How do you react when you suspect a friend has been aiding your worst enemy? If you’re Rep. Ted Poe, you demand they prove their loyalty. “Pakistan has a lot of explaining to do. It seems unimaginable that Osama bin Laden was living 1,000 yards away from a military base in a million-dollar mansion built especially for him and no one in the Pakistani government knew about it,” said the Republican Congressman from Texas. On Tuesday, Poe introduced legislation that would freeze foreign aid to Pakistan until the U.S. State Department can assure Congress that rogue factions in the Pakistani government hadn’t harbored the al-Qaeda chief.
Both Republicans and Democrats have been publicly grappling with whether to reassess U.S. policy toward Pakistan in light of the fact that bin Laden has been luxuriating for up to six years in a garrison town peppered with Pakistani military officials. Both sides are split on how handle our nuclear-armed ally. “You cannot trust them and you cannot abandon them,” Lindsey Graham said, aptly distilling the Catch-22.
Several Republicans in addition to Poe have urged for the U.S. to scale back assistance to Pakistan, which has totaled some $20 billion since the Sept. 11, 2001 attacks. “I think it is quite clear that unless we get a clear explanation of what the government of Pakistan knew about the whereabouts of Osama bin Laden, all foreign aid from American taxpayers to this nation needs to cease,” Republican Congressman Allen West said.
Party bosses aren’t so sure. “This is not a time to back away from Pakistan,” House Speaker John Boehner said. “We need more engagement, not less.” Other top Republicans, including Eric Cantor and Jon Kyl, have warned against a “knee-jerk” reaction.
Democrats have splintered as well. “Before we send another dime, we need to know whether Pakistan truly stands with us in the fight against terrorism,” said Democratic Senator Frank Lautenberg of New Jersey.
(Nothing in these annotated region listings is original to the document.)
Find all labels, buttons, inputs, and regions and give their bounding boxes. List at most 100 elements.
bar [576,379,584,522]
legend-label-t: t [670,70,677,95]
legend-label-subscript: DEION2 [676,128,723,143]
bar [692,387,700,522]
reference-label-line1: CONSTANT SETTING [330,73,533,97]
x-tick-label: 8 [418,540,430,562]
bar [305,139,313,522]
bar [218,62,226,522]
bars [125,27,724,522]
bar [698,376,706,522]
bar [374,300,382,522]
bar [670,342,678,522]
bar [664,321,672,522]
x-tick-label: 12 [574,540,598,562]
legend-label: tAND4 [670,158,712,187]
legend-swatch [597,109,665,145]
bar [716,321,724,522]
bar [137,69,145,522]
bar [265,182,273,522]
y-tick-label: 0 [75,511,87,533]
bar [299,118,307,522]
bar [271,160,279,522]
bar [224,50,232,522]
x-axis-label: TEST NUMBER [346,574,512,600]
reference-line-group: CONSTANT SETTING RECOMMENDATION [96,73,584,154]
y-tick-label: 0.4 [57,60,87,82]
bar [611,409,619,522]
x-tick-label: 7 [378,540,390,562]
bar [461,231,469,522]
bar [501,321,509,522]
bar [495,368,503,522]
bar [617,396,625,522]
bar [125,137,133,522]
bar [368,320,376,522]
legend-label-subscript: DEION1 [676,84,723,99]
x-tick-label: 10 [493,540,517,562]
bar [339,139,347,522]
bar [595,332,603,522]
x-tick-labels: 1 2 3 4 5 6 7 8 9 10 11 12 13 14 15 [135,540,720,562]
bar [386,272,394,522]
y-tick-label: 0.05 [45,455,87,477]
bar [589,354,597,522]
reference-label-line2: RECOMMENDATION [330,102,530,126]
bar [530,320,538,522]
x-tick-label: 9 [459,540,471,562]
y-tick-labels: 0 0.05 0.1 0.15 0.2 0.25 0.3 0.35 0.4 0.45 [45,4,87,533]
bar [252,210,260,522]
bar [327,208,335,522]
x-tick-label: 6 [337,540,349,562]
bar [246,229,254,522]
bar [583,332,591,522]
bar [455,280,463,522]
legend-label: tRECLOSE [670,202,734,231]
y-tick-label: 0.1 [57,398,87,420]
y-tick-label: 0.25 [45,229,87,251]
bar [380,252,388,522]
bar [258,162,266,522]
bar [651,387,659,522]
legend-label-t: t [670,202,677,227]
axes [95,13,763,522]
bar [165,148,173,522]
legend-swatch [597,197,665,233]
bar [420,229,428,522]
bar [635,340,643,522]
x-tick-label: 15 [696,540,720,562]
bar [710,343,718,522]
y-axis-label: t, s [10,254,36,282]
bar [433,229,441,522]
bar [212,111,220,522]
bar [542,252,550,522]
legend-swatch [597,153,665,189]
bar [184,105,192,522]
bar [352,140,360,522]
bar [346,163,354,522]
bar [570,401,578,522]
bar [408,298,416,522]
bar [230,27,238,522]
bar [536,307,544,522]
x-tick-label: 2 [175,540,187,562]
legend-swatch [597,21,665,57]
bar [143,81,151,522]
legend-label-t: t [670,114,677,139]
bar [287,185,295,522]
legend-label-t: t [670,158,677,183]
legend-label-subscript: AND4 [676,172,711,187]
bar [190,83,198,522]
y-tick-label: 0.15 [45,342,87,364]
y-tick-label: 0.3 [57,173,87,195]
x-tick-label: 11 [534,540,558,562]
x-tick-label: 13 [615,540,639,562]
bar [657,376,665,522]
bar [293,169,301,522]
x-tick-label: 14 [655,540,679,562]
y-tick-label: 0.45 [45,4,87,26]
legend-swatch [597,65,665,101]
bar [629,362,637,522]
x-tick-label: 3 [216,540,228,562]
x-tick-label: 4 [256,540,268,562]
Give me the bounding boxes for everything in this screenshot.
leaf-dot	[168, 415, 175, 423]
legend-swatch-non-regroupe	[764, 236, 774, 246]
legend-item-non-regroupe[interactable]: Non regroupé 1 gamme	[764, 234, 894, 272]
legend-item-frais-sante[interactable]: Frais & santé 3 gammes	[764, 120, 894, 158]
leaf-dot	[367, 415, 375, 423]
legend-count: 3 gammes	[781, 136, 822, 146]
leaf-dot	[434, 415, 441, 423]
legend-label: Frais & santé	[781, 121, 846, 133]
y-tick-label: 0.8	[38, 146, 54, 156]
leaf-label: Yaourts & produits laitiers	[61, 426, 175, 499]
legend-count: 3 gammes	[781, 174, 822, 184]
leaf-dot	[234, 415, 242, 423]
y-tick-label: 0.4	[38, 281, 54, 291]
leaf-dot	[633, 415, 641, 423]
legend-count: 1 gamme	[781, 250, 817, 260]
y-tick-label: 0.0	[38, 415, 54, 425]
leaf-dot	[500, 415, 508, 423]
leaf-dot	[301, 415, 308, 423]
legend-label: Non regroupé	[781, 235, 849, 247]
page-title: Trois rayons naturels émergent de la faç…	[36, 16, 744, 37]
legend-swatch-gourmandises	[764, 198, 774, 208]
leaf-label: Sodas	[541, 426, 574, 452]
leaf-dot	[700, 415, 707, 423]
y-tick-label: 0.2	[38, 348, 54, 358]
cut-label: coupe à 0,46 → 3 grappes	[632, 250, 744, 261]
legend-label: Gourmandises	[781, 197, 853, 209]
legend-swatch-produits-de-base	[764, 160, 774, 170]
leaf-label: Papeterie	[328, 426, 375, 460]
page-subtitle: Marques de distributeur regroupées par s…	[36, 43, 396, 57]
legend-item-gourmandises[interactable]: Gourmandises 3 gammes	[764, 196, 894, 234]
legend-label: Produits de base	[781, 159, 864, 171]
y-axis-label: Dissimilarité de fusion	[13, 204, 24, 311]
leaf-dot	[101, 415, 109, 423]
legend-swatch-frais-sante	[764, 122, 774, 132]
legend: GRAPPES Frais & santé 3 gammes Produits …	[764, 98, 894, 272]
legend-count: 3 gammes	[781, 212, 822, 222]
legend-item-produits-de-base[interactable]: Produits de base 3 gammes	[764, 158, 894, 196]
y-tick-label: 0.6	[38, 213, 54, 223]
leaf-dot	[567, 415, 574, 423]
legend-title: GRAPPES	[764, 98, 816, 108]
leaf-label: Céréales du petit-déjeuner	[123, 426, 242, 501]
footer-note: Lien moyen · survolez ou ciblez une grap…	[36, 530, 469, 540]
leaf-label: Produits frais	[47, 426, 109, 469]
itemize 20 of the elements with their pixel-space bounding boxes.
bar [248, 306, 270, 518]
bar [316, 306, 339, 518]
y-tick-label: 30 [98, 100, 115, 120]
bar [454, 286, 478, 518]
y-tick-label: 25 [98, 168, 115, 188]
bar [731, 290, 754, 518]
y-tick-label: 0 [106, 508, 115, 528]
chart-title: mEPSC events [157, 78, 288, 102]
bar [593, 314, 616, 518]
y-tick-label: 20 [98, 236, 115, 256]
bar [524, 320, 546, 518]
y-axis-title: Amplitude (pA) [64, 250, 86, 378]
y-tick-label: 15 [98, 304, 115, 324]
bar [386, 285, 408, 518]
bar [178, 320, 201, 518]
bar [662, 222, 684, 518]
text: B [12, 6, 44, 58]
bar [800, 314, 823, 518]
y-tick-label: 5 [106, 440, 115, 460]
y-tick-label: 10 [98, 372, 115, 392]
The push to freeze aid has pinned the White House in the uncomfortable position of defending an ally whose allegiances were questionable enough that the U.S kept it in the dark prior to Operation Geronimo, lest someone alert bin Laden to the strike. “I think it’s a question of the interests that we share and the cooperation that we’ve forged,” White House Press Secretary Jay Carney said. “It’s a complicated relationship. There’s no question.”
The relationship is fraught on both sides. Pakistan is none too thrilled about a U.S. military incursion on its sovereign territory, and its Ministry of Foreign Affairs vented that frustration in a statement defending its contributions to the war on terrorism. “Pakistan, being mindful of its international obligations, has been extending full and proper cooperation on all counterterrorism efforts, including exchange of information and intelligence. Pursuant to such cooperation, Pakistan had arrested several high profile terrorists,” ministry officials wrote. Secretary of State Hillary Clinton stressed this point in a Monday briefing, declaring that “cooperation with Pakistan helped lead us to bin Laden and the compound in which we was hiding.”
Sunday’s raid sharpened suspicions that a key ally has been playing a double game, but those suspicions have been simmering for a long time. It hasn’t changed the fact that a working relationship remains a necessity for the U.S. As Congress tries to tighten its purse-strings, slashing billions in foreign aid to a frenemy might seem like a logical move. But judging by the reaction of party leaders, it’s unlikely to happen.